On pourrait donc penser, sur un passage comme celui-là, à un Jésus complètement révolutionnaire. Il est certain qu'il l'a été par de nombreux autres aspects. D'une manière générale, tout ce qui est rite, pieuses habitudes, sans compter les histoires de "pureté", lui apparaissent comme parfaitement secondaires. Il "prie", mais sa prière semble bien différente de ce qu'on entendait par là à son époque ; eux récitaient à haute voix des formules apprises par cœur, et parfois ce qui leur sortait du cœur ; lui passe des heures dans le silence, sans rien faire, sans rien dire... Tout ceci va dans le sens d'un passage d'une religiosité extérieure, et quelque peu abstraite, à une expérience intérieure et incarnée. Jésus ne conçoit pas de coupure entre le sacré et le profane, ni ne plaque sur le profane un sacré qui lui serait comme étranger. C'est ce qu'on appelle le profane qui, pour lui, est sacré. L'homme, la personne, sont sacrés. Je crois qu'on peut difficilement éviter de constater que Jésus était passé du Dieu extérieur à la "création", du Dieu créateur, au Dieu intérieur, au Dieu qui se manifeste par et dans le monde, et qui ne se trouve guère nulle part ailleurs.
À partir de là, la manière dont les chrétiens se sont empressés de faire de Jésus de nouveau un Dieu, de le mettre ainsi, lui aussi, à distance d'eux, de déclarer qu'il était d'une nature différente d'eux, devient évidemment un colossal contre-sens.

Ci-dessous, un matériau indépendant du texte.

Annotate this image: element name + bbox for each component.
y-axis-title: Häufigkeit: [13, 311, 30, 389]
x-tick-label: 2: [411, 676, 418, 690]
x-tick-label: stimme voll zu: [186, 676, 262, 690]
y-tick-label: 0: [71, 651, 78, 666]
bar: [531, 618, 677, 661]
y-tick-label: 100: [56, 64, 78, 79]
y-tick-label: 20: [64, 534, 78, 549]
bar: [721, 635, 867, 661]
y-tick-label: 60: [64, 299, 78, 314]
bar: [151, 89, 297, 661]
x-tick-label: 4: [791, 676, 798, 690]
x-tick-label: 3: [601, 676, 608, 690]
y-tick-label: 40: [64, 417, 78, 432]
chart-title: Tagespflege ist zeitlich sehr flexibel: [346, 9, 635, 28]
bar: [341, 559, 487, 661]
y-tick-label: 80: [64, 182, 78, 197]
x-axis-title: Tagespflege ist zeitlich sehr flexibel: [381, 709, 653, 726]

Entendons-nous bien : je ne prétends pas ne serait-ce qu'arriver à la cheville de Jésus — je ne prétends pas être digne de dénouer la lanière de ses sandales — comme je me le fais reprocher quand j'essaie d'expliquer à de braves chrétiens d'aujourd'hui cette différence entre les deux manières de concevoir Dieu. Ce changement de paradigme semble vraiment difficile, pour nous, occidentaux. On ravalerait Dieu, on le ferait déchoir (pour les formules les plus polies ; après on a évidemment blasphème, hérésie, etc.), pour commencer. Vient ensuite le pendant et symétrique : orgueil de la créature, refus de se reconnaître pécheur, aveuglement devant l'ampleur du mal, ou au mieux doux rêveur, voire bisounours. Oui, vraiment difficile de sortir de cette schizophrénie, et le résultat en est ce que nous connaissons : la désertification du religieux et l'abandon de toute spiritualité, la perte du sens, la déréliction d'un monde qui cherche des réponses à ses questions dans une matière qui est bien incapable de les lui donner, quand elle est interrogée de cette manière-là.